Arnaud Tourlet
Malgré les tensions géopolitiques et la persistance de l’inflation, les marchés actions ont bouclé un premier semestre étonnamment robuste, porté par la tech et la résilience économique. Mais face à des valorisations parfois extrêmes et aux incertitudes politiques à venir, la vigilance reste de mise pour la seconde partie de l’année.
Voilà que le 1er semestre de l’année est déjà terminé, et il n’est pas exagéré de dire que le bilan est positif sur les marchés financiers, surtout eu égard à ce qui s’est passé sur le plan géopolitique ! Il est évident que tout le monde se serait bien passé de ce conflit au moyen orient, qui plus est pour déboucher sur un accord final qui semble moins bon que celui qui précédait la guerre ! Tout ça pour ça ! Avec au passage une hausse des prix de l’énergie, et donc un peu plus d’inflation et une remontée des taux d’intérêts (ce qui explique la performance proche de zéro des marchés obligataires au 1er semestre). Mais les marchés actions, eux, se lassent rapidement des mauvaises nouvelles et préfèrent regarder ce qui va bien et ce qui compte pour l’avenir, à savoir la croissance et l’innovation. Au final, les actions européennes ont donc progressé d’un peu plus de 8% au 1er semestre, et les actions américaines font un peu mieux (9,6% pour le S&P500 en dollars, 12,8% pour le Nasdaq), tandis que les pays émergents s’adjugent plus de 20% !
D’ailleurs, à ce sujet, n’oublions pas 2 choses :
- les marchés actions ne sont pas le reflet parfait de l’économie et sont guidés par un nombre finalement assez limité de très grandes entreprises ;
- nous pouvons parler d’un marché à 2 vitesses au cours de ce 1er semestre, fortement tiré vers le haut par les valeurs technologiques et plus précisément le segment des semi-conducteurs.

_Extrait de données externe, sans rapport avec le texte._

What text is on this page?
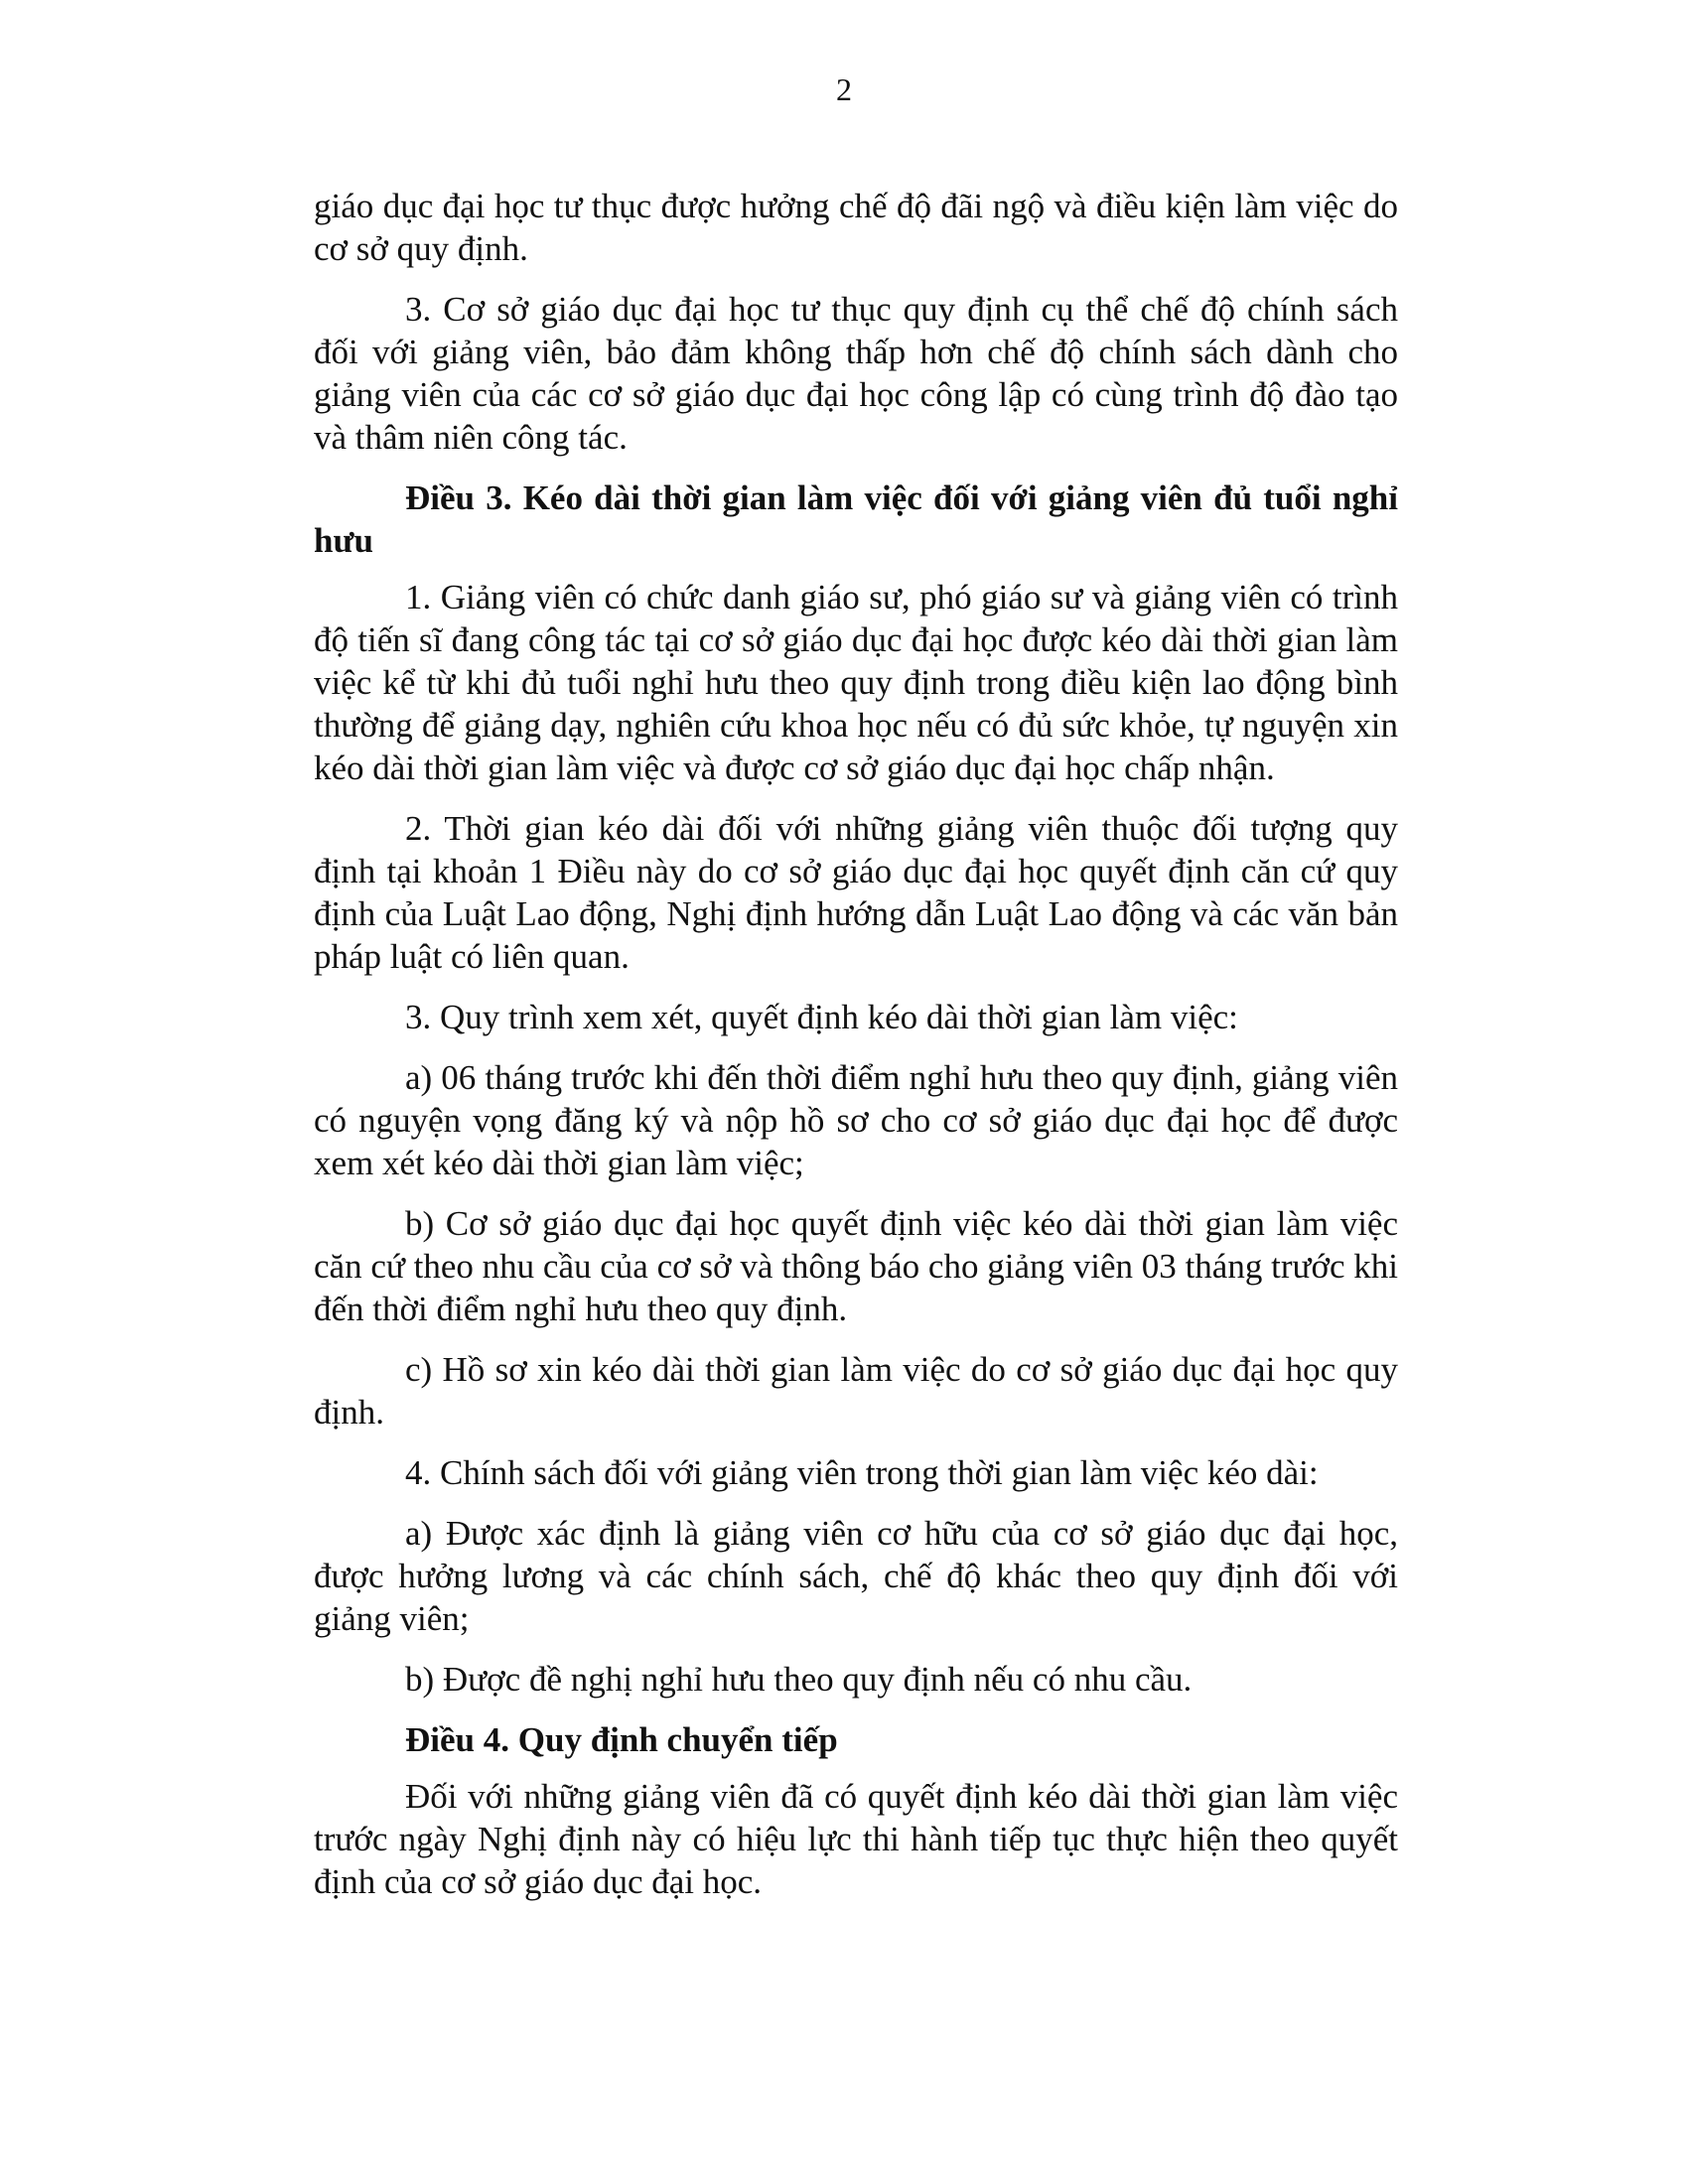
2

giáo dục đại học tư thục được hưởng chế độ đãi ngộ và điều kiện làm việc do cơ sở quy định.

3. Cơ sở giáo dục đại học tư thục quy định cụ thể chế độ chính sách đối với giảng viên, bảo đảm không thấp hơn chế độ chính sách dành cho giảng viên của các cơ sở giáo dục đại học công lập có cùng trình độ đào tạo và thâm niên công tác.

Điều 3. Kéo dài thời gian làm việc đối với giảng viên đủ tuổi nghỉ hưu

1. Giảng viên có chức danh giáo sư, phó giáo sư và giảng viên có trình độ tiến sĩ đang công tác tại cơ sở giáo dục đại học được kéo dài thời gian làm việc kể từ khi đủ tuổi nghỉ hưu theo quy định trong điều kiện lao động bình thường để giảng dạy, nghiên cứu khoa học nếu có đủ sức khỏe, tự nguyện xin kéo dài thời gian làm việc và được cơ sở giáo dục đại học chấp nhận.

2. Thời gian kéo dài đối với những giảng viên thuộc đối tượng quy định tại khoản 1 Điều này do cơ sở giáo dục đại học quyết định căn cứ quy định của Luật Lao động, Nghị định hướng dẫn Luật Lao động và các văn bản pháp luật có liên quan.

3. Quy trình xem xét, quyết định kéo dài thời gian làm việc:

a) 06 tháng trước khi đến thời điểm nghỉ hưu theo quy định, giảng viên có nguyện vọng đăng ký và nộp hồ sơ cho cơ sở giáo dục đại học để được xem xét kéo dài thời gian làm việc;

b) Cơ sở giáo dục đại học quyết định việc kéo dài thời gian làm việc căn cứ theo nhu cầu của cơ sở và thông báo cho giảng viên 03 tháng trước khi đến thời điểm nghỉ hưu theo quy định.

c) Hồ sơ xin kéo dài thời gian làm việc do cơ sở giáo dục đại học quy định.

4. Chính sách đối với giảng viên trong thời gian làm việc kéo dài:

a) Được xác định là giảng viên cơ hữu của cơ sở giáo dục đại học, được hưởng lương và các chính sách, chế độ khác theo quy định đối với giảng viên;

b) Được đề nghị nghỉ hưu theo quy định nếu có nhu cầu.

Điều 4. Quy định chuyển tiếp

Đối với những giảng viên đã có quyết định kéo dài thời gian làm việc trước ngày Nghị định này có hiệu lực thi hành tiếp tục thực hiện theo quyết định của cơ sở giáo dục đại học.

Une résilience portée par la tech et la croissance des entreprises
On ne s’étendra pas sur les résultats parfois indécents de ces sociétés (le meilleur exemple étant peut-être la multiplication par 19 des bénéfices de Samsung au second trimestre !!!), mais on retiendra que globalement les grandes entreprises ont jusqu’ici publié de bons résultats, et la croissance économique résiste plutôt bien, que ce soit aux Etats-Unis, en Europe ou en Asie. Bien sûr, tout n’est pas rose, loin de là. La situation politique fragile de certains grands pays inquiète, à l’image des prochaines élections de mi-mandat aux Etats-Unis, du nouveau changement de 1er ministre au UK, ou encore du début de la campagne présidentielle en France. Et le surendettement des États conjugué à l’accroissement des déficits budgétaires de nombreux pays pèse sur les taux d’intérêts. Qui plus est, l’inflation reste trop élevée et les taux d’intérêts en ont tenu compte. Mais la récente détente sur les prix des matières premières est source d’espoir. Il se pourrait d’ailleurs que cela procure une plus grande marge de manœuvre aux banques centrales pour le pilotage de leurs taux directeurs.
Entre optimisme consensuel et choix de prudence à court terme
Au final, le comportement des marchés, mais aussi les commentaires des économistes et des stratégistes, pointent actuellement vers un consensus assez clair : le sentiment général est à l’optimisme. De notre côté, ce contexte nous amène à adopter une certaine prudence à court terme. Nous privilégions par exemple les actifs affichant des valorisations raisonnables, que ce soit dans les marchés émergents ou dans certains secteurs d’activité délaissés (la santé, le luxe, l’agro-alimentaire) et/ou pénalisés par la menace IA (les éditeurs de logiciels par exemple). De même, sur le front obligataire, préférence pour les dettes de courte à moyenne duration, et pour les dettes d’entreprises plutôt que celles des États.